In this video, at 5:13, I need to know where -theta came from? Why theta?

Jul 2013
476
40
United Kingdom
In this video I got lost at 5:13. How did the guy come up with -theta?? Why didn't he say -x or something? How did -theta fit into the equation at 5:13 so smoothly?

Totally baffled at the moment. Help would be appreciated.

 

romsek

Math Team
Sep 2015
2,961
1,674
USA
I didn't watch the whole vid but he's got $\theta$ labled as the angular distance the inner circle travels during some period of time.
He's essentially using $\theta$ as a time variable.

Why $\theta$? Well it measures angular distance and $\theta$ is usually associated with an angle of some sort.

Why not $\theta$? You have some problem with $\theta$ ?
 
Jul 2013
476
40
United Kingdom
Well you have to watch the video carefully to understand what I mean. He doesn't explain how he got -theta. Any variable could have been used, why that though? Theta had already been used at the start of the video. If he used it again, he should have explained why. You can't just use theta for two different sized angles. He must explain how the second theta got there.
 
Jul 2013
476
40
United Kingdom
He found a relationship and didn't care to mention how he found it. It's a piece that's missing from the jigsaw puzzle.
 
Jul 2013
476
40
United Kingdom
I didn't watch the whole vid but he's got $\theta$ labled as the angular distance the inner circle travels during some period of time.
He's essentially using $\theta$ as a time variable.

Why $\theta$? Well it measures angular distance and $\theta$ is usually associated with an angle of some sort.
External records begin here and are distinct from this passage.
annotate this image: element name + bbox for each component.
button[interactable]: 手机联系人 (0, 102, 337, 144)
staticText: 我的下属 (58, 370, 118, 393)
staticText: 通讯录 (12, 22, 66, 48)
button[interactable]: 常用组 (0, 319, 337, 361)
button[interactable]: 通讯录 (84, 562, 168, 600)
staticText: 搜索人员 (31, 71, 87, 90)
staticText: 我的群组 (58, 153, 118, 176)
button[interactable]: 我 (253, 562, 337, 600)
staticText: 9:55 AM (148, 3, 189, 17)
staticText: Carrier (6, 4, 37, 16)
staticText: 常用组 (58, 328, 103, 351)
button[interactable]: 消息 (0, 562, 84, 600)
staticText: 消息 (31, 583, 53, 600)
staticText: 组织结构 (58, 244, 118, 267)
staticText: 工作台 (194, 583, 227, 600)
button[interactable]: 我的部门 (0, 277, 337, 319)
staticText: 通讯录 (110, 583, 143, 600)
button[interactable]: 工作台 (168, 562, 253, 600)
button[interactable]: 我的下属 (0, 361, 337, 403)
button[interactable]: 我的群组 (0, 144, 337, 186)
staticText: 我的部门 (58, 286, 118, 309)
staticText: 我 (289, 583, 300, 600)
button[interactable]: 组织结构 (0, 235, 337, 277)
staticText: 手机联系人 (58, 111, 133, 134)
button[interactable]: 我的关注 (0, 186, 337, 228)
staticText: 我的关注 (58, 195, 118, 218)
Why not $\theta$? You have some problem with $\theta$ ?
You can close the discussion. He has to be right not necessarily because theta is a time variable but because of a standard geometrical rule. No matter where the inner circle is, if you strike a line going through the starting point (on its edge) and its radius, which will inevitably intersect one of the lines which forms the angle theta on the large circle, the angle theta will be produced. What you essentially get is two parallel lines intersecting another line going through the radius of the large circle and the radius of the smaller circle. This is what the tutor didn't explain. I knew it had to be the reason why, but it only became obvious after using a pair of compasses to construct the proof.

I have to think of two points on the smaller circle. The starting point which never moves, and the new point which can change.
 
Last edited:

skipjack

Forum Staff
Dec 2006
21,481
2,470
What do you mean by "going through the radius"?